Этьен посмотрел на Оливейру, Оливейра на Этьена, и т. д. Вполне понятное удивление. Такая честь, ничем не заслуженная.
– А потом все запечатаете и отошлете к Паку, издателю авангардистской литературы. На улицу Арбр-Сек. А вы знаете, что Паку – аккадское имя Гермеса? Мне всегда казалось… Впрочем, поговорим об этом в следующий раз.
– Вы не боитесь, что мы так все запутаем, – сказал Оливейра, – что потом никто не разберется? В первом томе у вас были сложные места, мы с ним спорили часами, думали, может, в типографии перепутали тексты.
– Это не имеет никакого значения, – сказал Морелли. – Мою книгу каждый может читать, как ему вздумается. Liber Fulguralis [350], мантические листы и так далее. Я просто располагаю их так, как бы мне хотелось прочитать. Но даже если все и перепутается, кто знает, может, тогда-то и выйдет замечательная книга. Это будет шутка Гермеса-Паку, крылатого мастака по части приманок и плутней. Вам нравятся эти слова?
– Нет, – сказал Оливейра. – Ни мастак, ни плутни. Довольно истасканные слова.
– Будьте осторожны, – сказал Морелли, закрывая глаза. – Все мы бьемся в поисках чистоты, надрываемся, пытаясь опорожнить прокисшие бурдюки. Однажды Хосе Бергамин чуть не умер, когда я позволил себе распотрошить у него две страницы, доказывая, что… А посему осторожно, друзья, может статься, то, что мы называем чистотой…
– Квадрат Малевича, – сказал Этьен.
– Ессо. Скажем иначе – надо подумать и о Гермесе, дать ему порезвиться. Заберите и приведите это все в порядок, раз уж вы ко мне пришли. Глядишь, и я выберусь отсюда и тоже смогу бросить взгляд.

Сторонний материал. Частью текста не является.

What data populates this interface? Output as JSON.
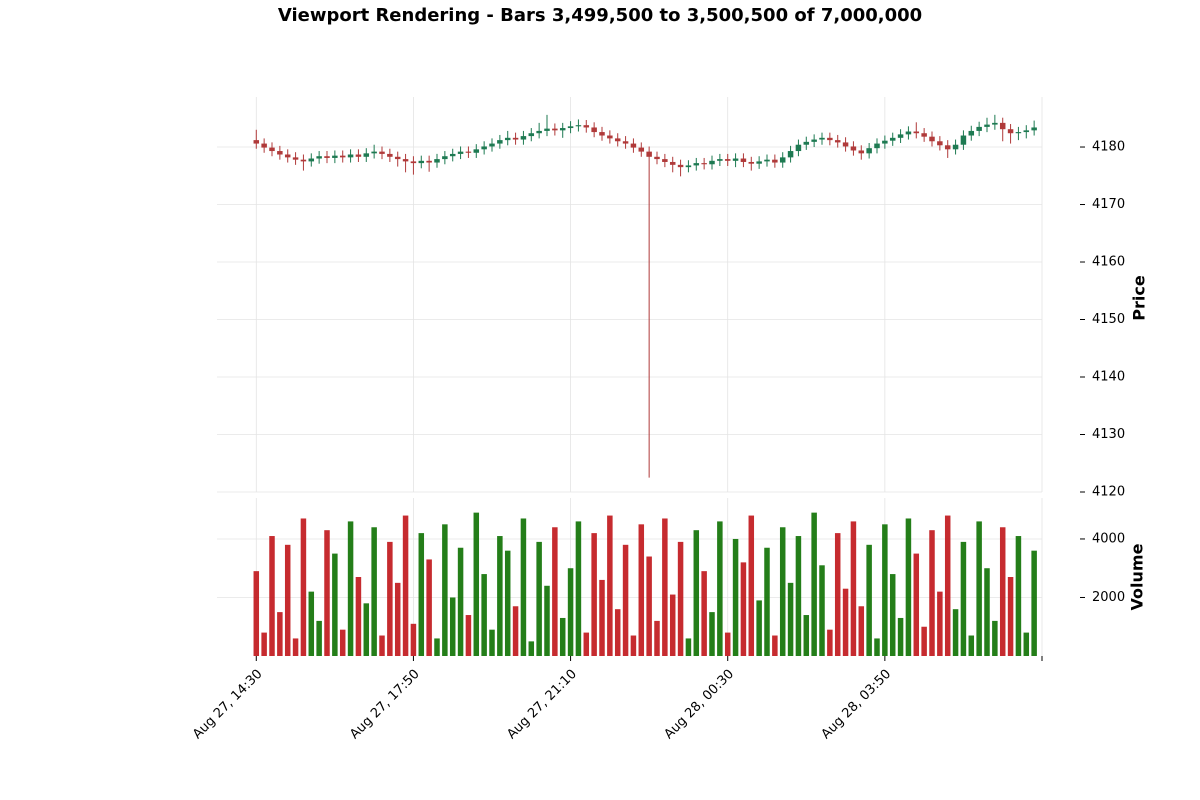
{
  "chart_data": {
    "type": "candlestick",
    "title": "Viewport Rendering - Bars 3,499,500 to 3,500,500 of 7,000,000",
    "ylabel": "Price",
    "volume_ylabel": "Volume",
    "x": [
      0,
      10,
      20,
      30,
      40,
      50,
      60,
      70,
      80,
      90,
      100,
      110,
      120,
      130,
      140,
      150,
      160,
      170,
      180,
      190,
      200,
      210,
      220,
      230,
      240,
      250,
      260,
      270,
      280,
      290,
      300,
      310,
      320,
      330,
      340,
      350,
      360,
      370,
      380,
      390,
      400,
      410,
      420,
      430,
      440,
      450,
      460,
      470,
      480,
      490,
      500,
      510,
      520,
      530,
      540,
      550,
      560,
      570,
      580,
      590,
      600,
      610,
      620,
      630,
      640,
      650,
      660,
      670,
      680,
      690,
      700,
      710,
      720,
      730,
      740,
      750,
      760,
      770,
      780,
      790,
      800,
      810,
      820,
      830,
      840,
      850,
      860,
      870,
      880,
      890,
      900,
      910,
      920,
      930,
      940,
      950,
      960,
      970,
      980,
      990
    ],
    "open": [
      4181.2,
      4180.6,
      4179.9,
      4179.3,
      4178.7,
      4178.2,
      4177.8,
      4177.5,
      4178.0,
      4178.4,
      4178.1,
      4178.5,
      4178.2,
      4178.7,
      4178.3,
      4178.9,
      4179.2,
      4178.8,
      4178.3,
      4177.9,
      4177.5,
      4177.2,
      4177.6,
      4177.3,
      4177.9,
      4178.4,
      4178.8,
      4179.2,
      4179.0,
      4179.6,
      4180.1,
      4180.6,
      4181.2,
      4181.6,
      4181.3,
      4181.9,
      4182.4,
      4182.8,
      4183.2,
      4182.9,
      4183.3,
      4183.6,
      4183.8,
      4183.4,
      4182.6,
      4182.0,
      4181.5,
      4181.0,
      4180.6,
      4179.9,
      4179.2,
      4178.3,
      4177.9,
      4177.4,
      4176.9,
      4176.5,
      4176.8,
      4177.2,
      4177.0,
      4177.6,
      4177.9,
      4177.6,
      4178.0,
      4177.4,
      4177.1,
      4177.5,
      4177.8,
      4177.3,
      4178.2,
      4179.3,
      4180.4,
      4180.9,
      4181.3,
      4181.6,
      4181.2,
      4180.8,
      4180.1,
      4179.4,
      4178.9,
      4179.8,
      4180.6,
      4181.1,
      4181.6,
      4182.2,
      4182.7,
      4182.4,
      4181.8,
      4181.0,
      4180.3,
      4179.6,
      4180.4,
      4182.0,
      4182.8,
      4183.5,
      4183.9,
      4184.2,
      4183.1,
      4182.4,
      4182.6,
      4182.9
    ],
    "high": [
      4183.0,
      4181.5,
      4180.8,
      4180.2,
      4179.6,
      4179.1,
      4178.7,
      4178.9,
      4179.3,
      4179.3,
      4179.4,
      4179.4,
      4179.6,
      4179.6,
      4179.8,
      4180.4,
      4180.1,
      4179.7,
      4179.2,
      4178.8,
      4178.4,
      4178.5,
      4178.5,
      4178.8,
      4179.3,
      4179.7,
      4180.1,
      4180.1,
      4180.5,
      4181.0,
      4181.5,
      4182.1,
      4182.8,
      4182.5,
      4182.8,
      4183.3,
      4184.2,
      4185.6,
      4184.1,
      4184.2,
      4184.5,
      4184.8,
      4184.7,
      4184.3,
      4183.5,
      4182.9,
      4182.4,
      4181.9,
      4181.5,
      4180.8,
      4180.1,
      4179.2,
      4178.8,
      4178.3,
      4177.8,
      4177.7,
      4178.1,
      4178.1,
      4178.5,
      4178.8,
      4178.8,
      4178.9,
      4178.9,
      4178.3,
      4178.4,
      4178.7,
      4178.7,
      4179.1,
      4180.2,
      4181.3,
      4181.8,
      4182.2,
      4182.5,
      4182.5,
      4182.1,
      4181.7,
      4181.0,
      4180.3,
      4180.7,
      4181.5,
      4182.0,
      4182.5,
      4183.1,
      4183.6,
      4184.3,
      4183.3,
      4182.7,
      4181.9,
      4181.2,
      4181.3,
      4182.9,
      4183.7,
      4184.4,
      4185.1,
      4185.6,
      4185.1,
      4184.0,
      4183.5,
      4183.8,
      4184.6
    ],
    "low": [
      4179.7,
      4179.0,
      4178.4,
      4177.8,
      4177.3,
      4176.9,
      4175.9,
      4176.6,
      4177.1,
      4177.2,
      4177.2,
      4177.3,
      4177.3,
      4177.4,
      4177.4,
      4178.0,
      4177.9,
      4177.4,
      4176.6,
      4175.6,
      4175.2,
      4176.3,
      4175.7,
      4176.4,
      4177.0,
      4177.5,
      4177.9,
      4178.1,
      4178.1,
      4178.7,
      4179.2,
      4179.7,
      4180.3,
      4180.4,
      4180.4,
      4181.0,
      4181.5,
      4181.9,
      4182.0,
      4181.6,
      4182.4,
      4182.7,
      4182.5,
      4181.7,
      4181.1,
      4180.6,
      4180.1,
      4179.7,
      4179.0,
      4178.3,
      4122.5,
      4177.0,
      4176.5,
      4175.6,
      4174.9,
      4175.6,
      4175.9,
      4176.1,
      4176.1,
      4176.7,
      4176.7,
      4176.5,
      4176.5,
      4175.9,
      4176.2,
      4176.6,
      4176.4,
      4176.4,
      4177.3,
      4178.4,
      4179.5,
      4180.0,
      4180.4,
      4180.3,
      4179.9,
      4179.2,
      4178.5,
      4177.8,
      4178.0,
      4178.9,
      4179.7,
      4180.2,
      4180.7,
      4181.3,
      4181.5,
      4180.9,
      4180.1,
      4179.4,
      4178.1,
      4178.7,
      4179.5,
      4181.1,
      4181.9,
      4182.6,
      4183.0,
      4181.0,
      4180.6,
      4181.2,
      4181.5,
      4182.0
    ],
    "close": [
      4180.6,
      4179.9,
      4179.3,
      4178.7,
      4178.2,
      4177.8,
      4177.5,
      4178.0,
      4178.4,
      4178.1,
      4178.5,
      4178.2,
      4178.7,
      4178.3,
      4178.9,
      4179.2,
      4178.8,
      4178.3,
      4177.9,
      4177.5,
      4177.2,
      4177.6,
      4177.3,
      4177.9,
      4178.4,
      4178.8,
      4179.2,
      4179.0,
      4179.6,
      4180.1,
      4180.6,
      4181.2,
      4181.6,
      4181.3,
      4181.9,
      4182.4,
      4182.8,
      4183.2,
      4182.9,
      4183.3,
      4183.6,
      4183.8,
      4183.4,
      4182.6,
      4182.0,
      4181.5,
      4181.0,
      4180.6,
      4179.9,
      4179.2,
      4178.3,
      4177.9,
      4177.4,
      4176.9,
      4176.5,
      4176.8,
      4177.2,
      4177.0,
      4177.6,
      4177.9,
      4177.6,
      4178.0,
      4177.4,
      4177.1,
      4177.5,
      4177.8,
      4177.3,
      4178.2,
      4179.3,
      4180.4,
      4180.9,
      4181.3,
      4181.6,
      4181.2,
      4180.8,
      4180.1,
      4179.4,
      4178.9,
      4179.8,
      4180.6,
      4181.1,
      4181.6,
      4182.2,
      4182.7,
      4182.4,
      4181.8,
      4181.0,
      4180.3,
      4179.6,
      4180.4,
      4182.0,
      4182.8,
      4183.5,
      4183.9,
      4184.2,
      4183.1,
      4182.4,
      4182.6,
      4182.9,
      4183.4
    ],
    "volume": [
      2900,
      800,
      4100,
      1500,
      3800,
      600,
      4700,
      2200,
      1200,
      4300,
      3500,
      900,
      4600,
      2700,
      1800,
      4400,
      700,
      3900,
      2500,
      4800,
      1100,
      4200,
      3300,
      600,
      4500,
      2000,
      3700,
      1400,
      4900,
      2800,
      900,
      4100,
      3600,
      1700,
      4700,
      500,
      3900,
      2400,
      4400,
      1300,
      3000,
      4600,
      800,
      4200,
      2600,
      4800,
      1600,
      3800,
      700,
      4500,
      3400,
      1200,
      4700,
      2100,
      3900,
      600,
      4300,
      2900,
      1500,
      4600,
      800,
      4000,
      3200,
      4800,
      1900,
      3700,
      700,
      4400,
      2500,
      4100,
      1400,
      4900,
      3100,
      900,
      4200,
      2300,
      4600,
      1700,
      3800,
      600,
      4500,
      2800,
      1300,
      4700,
      3500,
      1000,
      4300,
      2200,
      4800,
      1600,
      3900,
      700,
      4600,
      3000,
      1200,
      4400,
      2700,
      4100,
      800,
      3600
    ],
    "xlim": [
      -50,
      1000
    ],
    "xticks": [
      {
        "value": 0,
        "label": "Aug 27, 14:30"
      },
      {
        "value": 200,
        "label": "Aug 27, 17:50"
      },
      {
        "value": 400,
        "label": "Aug 27, 21:10"
      },
      {
        "value": 600,
        "label": "Aug 28, 00:30"
      },
      {
        "value": 800,
        "label": "Aug 28, 03:50"
      },
      {
        "value": 1000,
        "label": null
      }
    ],
    "ylim": [
      4120,
      4188.7
    ],
    "yticks": [
      4120,
      4130,
      4140,
      4150,
      4160,
      4170,
      4180
    ],
    "volume_ylim": [
      0,
      5400
    ],
    "volume_yticks": [
      2000,
      4000
    ],
    "up_color": "#1e7a52",
    "down_color": "#b03a3a",
    "volume_up_color": "#0c7000",
    "volume_down_color": "#c01418",
    "grid": true
  }
}
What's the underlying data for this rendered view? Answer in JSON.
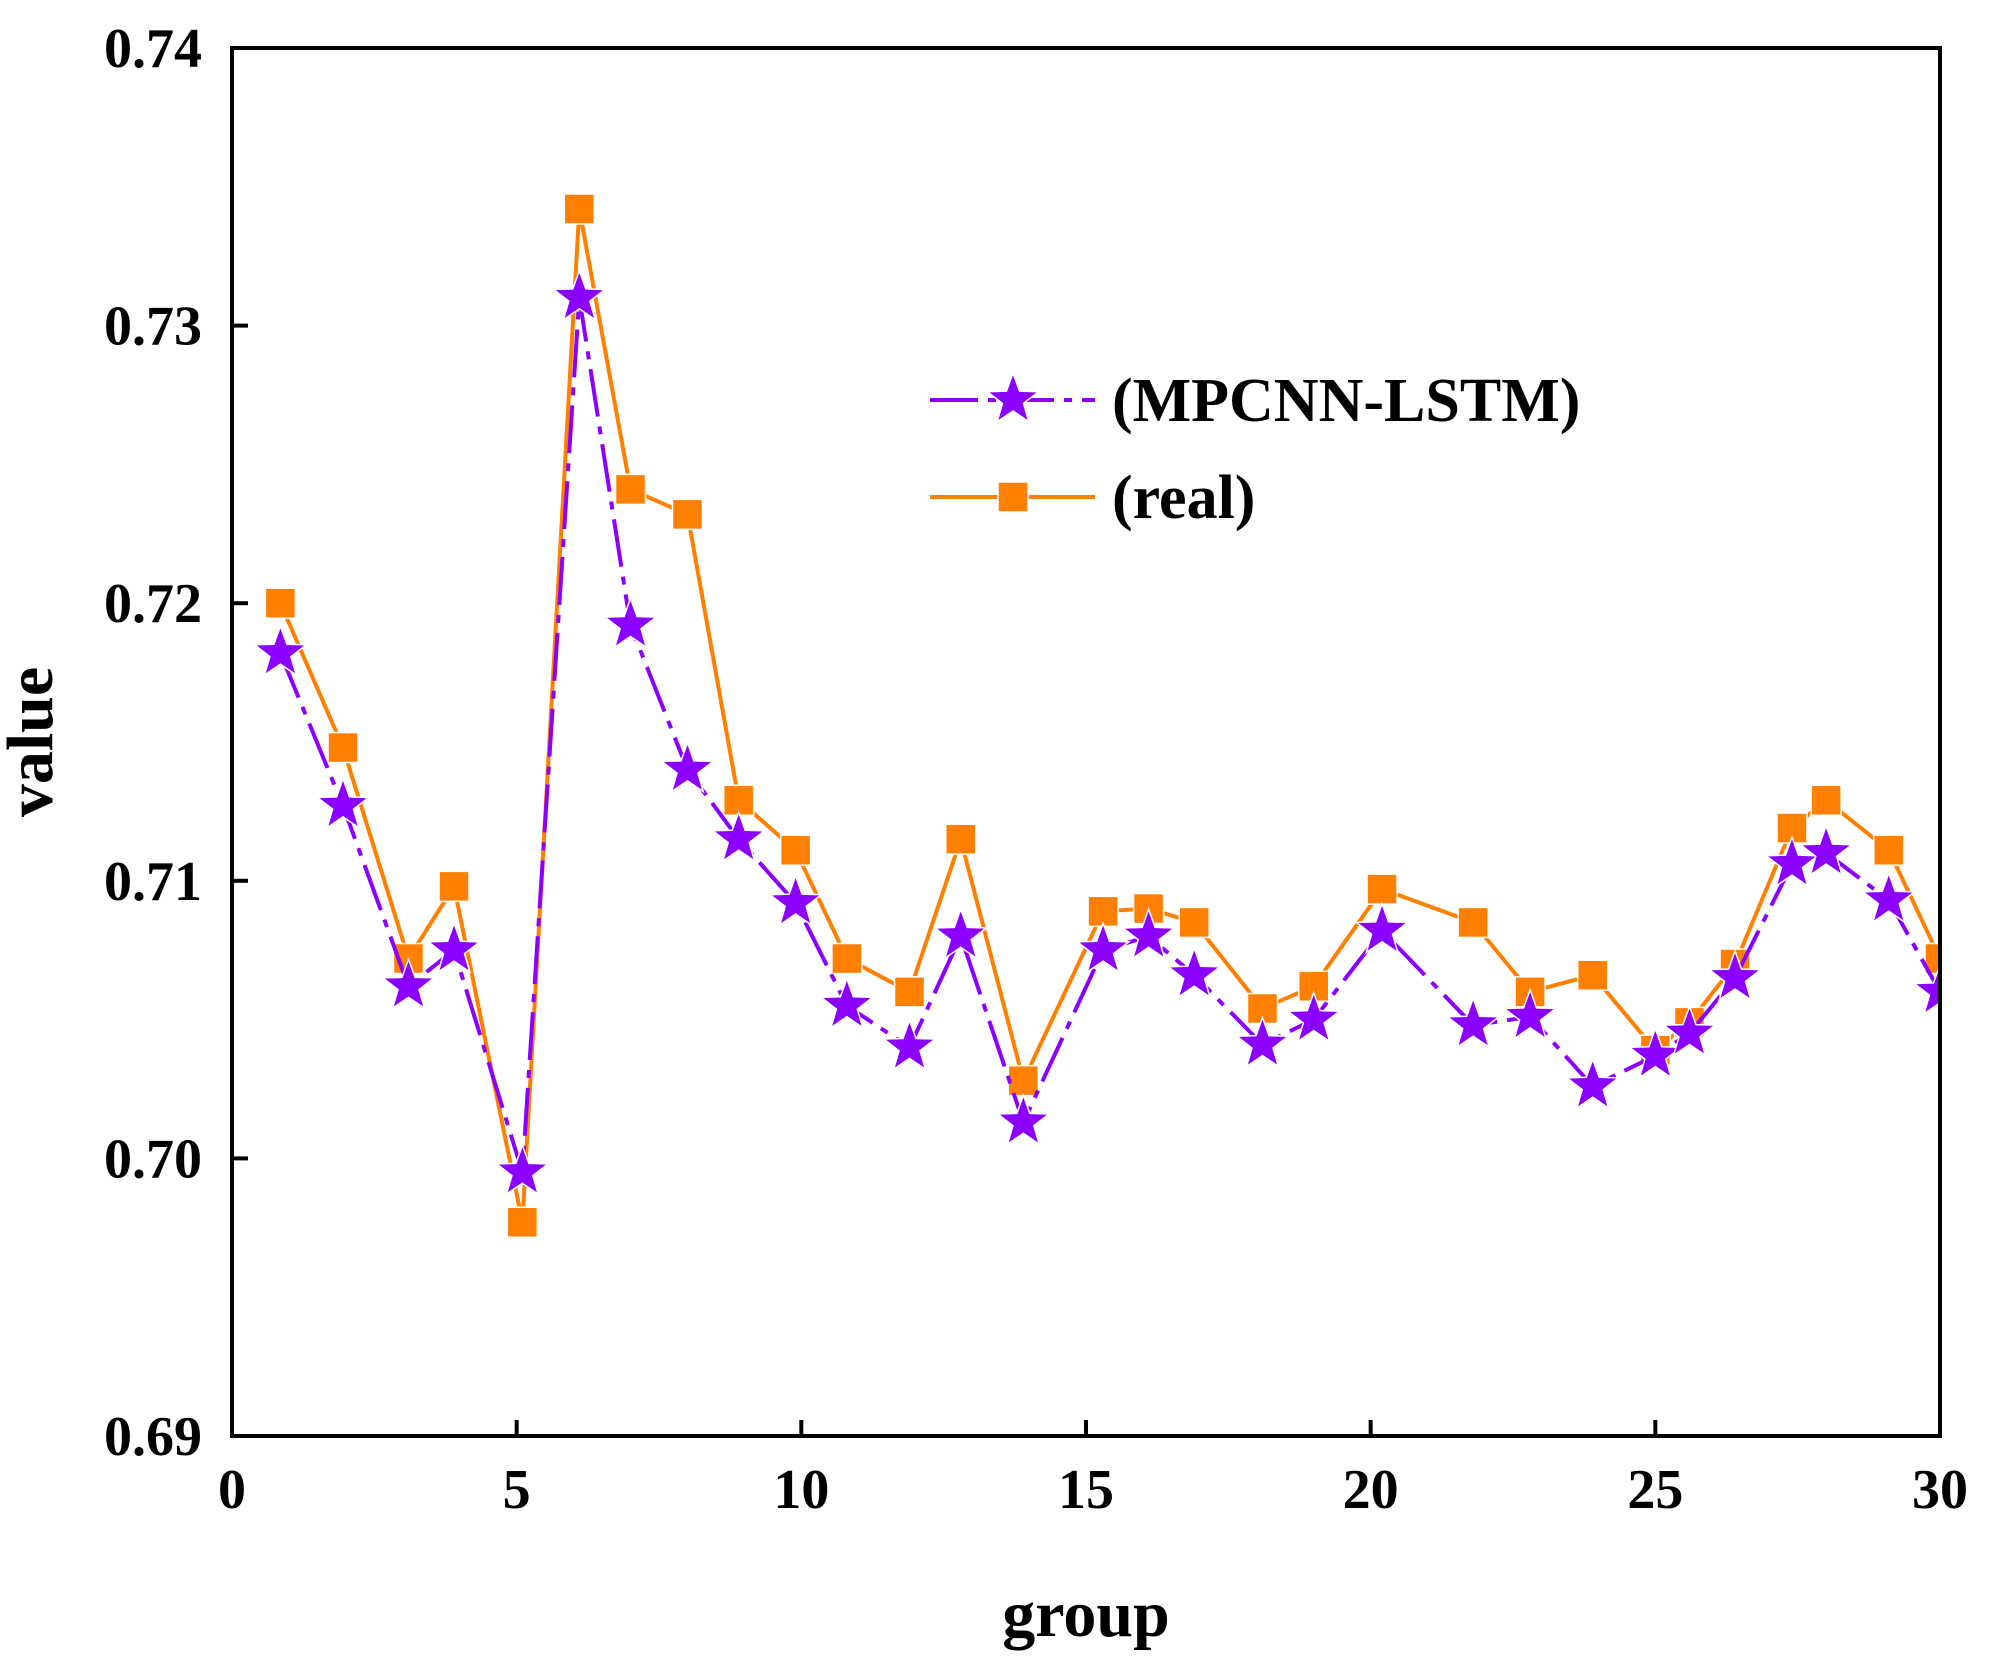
{
  "chart_data": {
    "type": "line",
    "title": "",
    "xlabel": "group",
    "ylabel": "value",
    "xlim": [
      0,
      30
    ],
    "ylim": [
      0.69,
      0.74
    ],
    "xticks": [
      0,
      5,
      10,
      15,
      20,
      25,
      30
    ],
    "xtick_labels": [
      "0",
      "5",
      "10",
      "15",
      "20",
      "25",
      "30"
    ],
    "yticks": [
      0.69,
      0.7,
      0.71,
      0.72,
      0.73,
      0.74
    ],
    "ytick_labels": [
      "0.69",
      "0.70",
      "0.71",
      "0.72",
      "0.73",
      "0.74"
    ],
    "grid": false,
    "legend_position": "upper-center-right",
    "series": [
      {
        "name": "(MPCNN-LSTM)",
        "marker": "star",
        "line_style": "dash-dot",
        "color": "#8B00FF",
        "x": [
          0.85,
          1.95,
          3.1,
          3.9,
          5.1,
          6.1,
          7.0,
          8.0,
          8.9,
          9.9,
          10.8,
          11.9,
          12.8,
          13.9,
          15.3,
          16.1,
          16.9,
          18.1,
          19.0,
          20.2,
          21.8,
          22.8,
          23.9,
          25.0,
          25.6,
          26.4,
          27.4,
          28.0,
          29.1,
          30.0
        ],
        "y": [
          0.7182,
          0.7127,
          0.7062,
          0.7075,
          0.6995,
          0.731,
          0.7192,
          0.714,
          0.7115,
          0.7092,
          0.7055,
          0.704,
          0.708,
          0.7013,
          0.7075,
          0.708,
          0.7066,
          0.7041,
          0.705,
          0.7082,
          0.7048,
          0.7051,
          0.7026,
          0.7037,
          0.7045,
          0.7065,
          0.7106,
          0.711,
          0.7093,
          0.706
        ]
      },
      {
        "name": "(real)",
        "marker": "square",
        "line_style": "solid",
        "color": "#FF8000",
        "x": [
          0.85,
          1.95,
          3.1,
          3.9,
          5.1,
          6.1,
          7.0,
          8.0,
          8.9,
          9.9,
          10.8,
          11.9,
          12.8,
          13.9,
          15.3,
          16.1,
          16.9,
          18.1,
          19.0,
          20.2,
          21.8,
          22.8,
          23.9,
          25.0,
          25.6,
          26.4,
          27.4,
          28.0,
          29.1,
          30.0
        ],
        "y": [
          0.72,
          0.7148,
          0.7072,
          0.7098,
          0.6977,
          0.7342,
          0.7241,
          0.7232,
          0.7129,
          0.7111,
          0.7072,
          0.706,
          0.7115,
          0.7028,
          0.7089,
          0.709,
          0.7085,
          0.7054,
          0.7062,
          0.7097,
          0.7085,
          0.706,
          0.7066,
          0.7039,
          0.7049,
          0.707,
          0.7119,
          0.7129,
          0.7111,
          0.7072
        ]
      }
    ]
  }
}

– Мы завтра снова придем, если хотите.
– Хорошо. Но к завтра я, наверное, напишу новое. Я сведу вас с ума, поостерегитесь. Дайте-ка мне сигарету.
Этьен протянул ему пачку «Голуаз». Оливейра держал ключ в руке и не знал, что сказать. Все – не так, этого не должно было случиться сегодня, нелепая шахматная партия с шестьюдесятью фигурами, ненужная радость в разгар глубочайшей печали, надо бы отмахнуться от нее, как от мухи, и выбрать печаль, а между тем единственное, что он держал в руках, – это ключ к радости, один шаг до того, чем он восхищался и что было ему необходимо, ключ, который открывал дверь Морелли, дверь в мир Морелли, и посреди этой радости чувствовать себя грустным и грязным, с усталой кожей и гноящимися глазами, пахнущим бессонной ночью и виноватостью, что кого-то уже нет и не пришло еще время, чтобы понять, хорошо ли ты поступал или не поступал все эти дни, и различить всхлипывания Маги и стук в потолок, снова вытерпеть секущий по лицу холодный дождь и рассвет над Пон-Мари, горькую отрыжку от вина, перемешанного с каньей, с водкой и опять с вином, и нащупать в кармане руку, не свою, а Рокамадура, и кусочек ночи, обслюнявленный, весь в мокрых пеленках, – как она запоздала, эта радость, а может, пришла слишком рано и пока еще не заслужена, а значит, может быть, villeicht, maybe, forse, peut-être [351], ax, какое же дерьмо, какое дерьмо, до завтра, маэстро, дерьмо дерьмом, бесконечное дерьмо, да, в часы посещения, дерьмо повсюду, им залеплено все: и лицо, и мир, мир из дерьма, мы принесем ему фрукты, архидерьмо на супердерьме, сверхдерьмом погоняет, dans cet Hôpital Laennec découvrit l’auscultation [352] и, может быть, еще… Ключ, невыразимый образ. Ключ. А может быть, все-таки выйти на улицу, с ключом в кармане. Может быть, все-таки ключ-Морелли, повернешь ключ – и войдешь совсем в другое, может быть, все-таки.
– По сути говоря, эта встреча вроде посмертной, днем больше, днем меньше, – сказал Этьен в кафе.
– Ладно тебе, – сказал Оливейра. – Плохо, если ты так настроен, ну, да что говорить. Извести Рональда и Перико, в десять встречаемся в квартире старика.
– Плохое время, – сказал Этьен. – Консьержка нас не пустит.
Оливейра достал ключ, повертел его в солнечном луче и отдал Этьену так, словно вместе с ключом сдавал город.